For countries like the USA and EU nations, the focus will be on refining existing frameworks, integrating AI-driven monitoring and ensuring seamless adoption of decentralized trial methodologies.[7,8] In contrast, nations like India must address regulatory alignment, workforce training, infrastructure gaps, and digital transformation to fully leverage the benefits of E6 (R3).

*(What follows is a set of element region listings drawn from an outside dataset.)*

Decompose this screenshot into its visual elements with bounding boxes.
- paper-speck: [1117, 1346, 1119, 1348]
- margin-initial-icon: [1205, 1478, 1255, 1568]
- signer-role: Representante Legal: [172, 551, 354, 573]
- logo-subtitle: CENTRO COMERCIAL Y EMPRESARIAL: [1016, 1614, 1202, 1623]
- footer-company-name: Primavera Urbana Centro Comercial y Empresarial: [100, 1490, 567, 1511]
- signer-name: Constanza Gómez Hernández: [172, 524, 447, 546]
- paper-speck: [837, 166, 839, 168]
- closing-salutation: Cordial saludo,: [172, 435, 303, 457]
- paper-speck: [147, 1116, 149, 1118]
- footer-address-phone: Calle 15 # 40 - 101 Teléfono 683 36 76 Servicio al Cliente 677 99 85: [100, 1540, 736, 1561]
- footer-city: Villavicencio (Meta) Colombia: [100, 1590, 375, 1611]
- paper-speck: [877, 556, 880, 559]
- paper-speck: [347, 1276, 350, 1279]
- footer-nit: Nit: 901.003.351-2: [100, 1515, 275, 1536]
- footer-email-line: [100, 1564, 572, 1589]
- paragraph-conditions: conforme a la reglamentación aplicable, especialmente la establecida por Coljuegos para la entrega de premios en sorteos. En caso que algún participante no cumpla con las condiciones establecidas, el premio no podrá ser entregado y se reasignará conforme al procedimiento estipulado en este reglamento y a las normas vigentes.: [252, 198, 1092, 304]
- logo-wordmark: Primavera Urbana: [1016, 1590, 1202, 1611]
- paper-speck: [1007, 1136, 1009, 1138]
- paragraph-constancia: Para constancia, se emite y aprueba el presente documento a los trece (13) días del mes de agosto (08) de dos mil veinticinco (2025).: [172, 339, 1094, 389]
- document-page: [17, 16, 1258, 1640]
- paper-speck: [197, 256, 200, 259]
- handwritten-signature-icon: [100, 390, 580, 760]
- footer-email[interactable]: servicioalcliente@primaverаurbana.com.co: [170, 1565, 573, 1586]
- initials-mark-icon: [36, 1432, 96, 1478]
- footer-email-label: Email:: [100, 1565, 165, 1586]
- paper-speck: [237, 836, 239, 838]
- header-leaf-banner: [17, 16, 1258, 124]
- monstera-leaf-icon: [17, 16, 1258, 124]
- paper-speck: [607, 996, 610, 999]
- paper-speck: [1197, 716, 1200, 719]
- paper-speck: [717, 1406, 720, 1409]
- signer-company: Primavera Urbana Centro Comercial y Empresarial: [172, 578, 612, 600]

The way forward requires a collaborative global effort, where regulatory agencies, sponsors, contract research organizations, and investigators work together to:
Develop region-specific implementation strategies that balance flexibility with compliance
Invest in research capacity-building through specialized training in RBM and digital tools
Foster stronger regulatory harmonization by aligning local guidelines with global best practices
Leverage RWE and adaptive designs to enhance trial efficiency.
As the clinical trial landscape becomes more patient-centric and technology-integrated, ICH E6 (R3) will serve as a blueprint for the next generation of ethical, efficient, and high-quality research. By embracing its principles proactively, stakeholders can accelerate innovation while safeguarding participant rights and data integrity, ultimately shaping a future where clinical trials are more accessible, robust, and globally harmonized.